So, what's the alternative then. Have people go walking the tracks off their own back? stay on the train and hope the fire doesn't get worse? Or for the other incident, what will be will be?
Perhaps guards should only be carried when we know there is going to be an incident :roll:
The thing is, the cat is already out of the bag. DOO is already allowed on a number of lines, so surely alternative procedures are already in place for such occurrences, or am I being terribly naive?
I am quite curious to know how often these days does a guard SUCCESSFULLY protect a train with detonators, by which I mean actually avert an escalating incident by stopping a second approaching train. By contrast, there was NOT time to place protection at e.g. the Watford tunnel collision last year.

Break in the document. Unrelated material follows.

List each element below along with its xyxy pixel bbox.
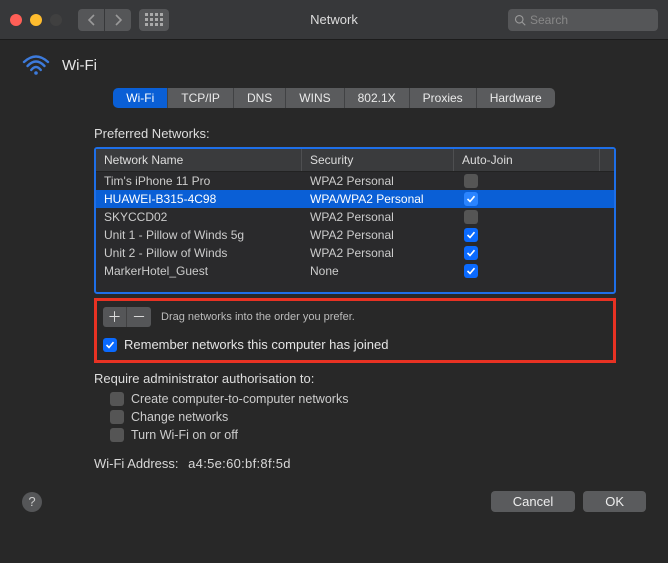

I can see e.g. the merits of detonators warning a rescue loco, but even so, detonators are 19th century technology, introduced before a number of other communication methods became available.(GPS, VHF, mobile, GSM-R etc). As long as the replacement can be shown to be as safe there shouldn't be an issue.
I remember reading a guards memoirs in one of the mainstream magazines. The safety requirements of a rake of Mk I's or 4 wheeled coal wagons are very different from modern stock. One incident I recall is where he insisted a coach was removed from the train as he thought the suspension looked iffy. We don't seem to have that sort of incident these days.
If DOO is actually dangerous at particular locations this should be demonstrable. What we actually get is a lot of "proof by arm-waving". (The notion that the speaker must be right because they can wave their arms more vigorously than their opponent...)
If, say, monitors are genuinely unviewable I would hope to see much more working-to-rule going on.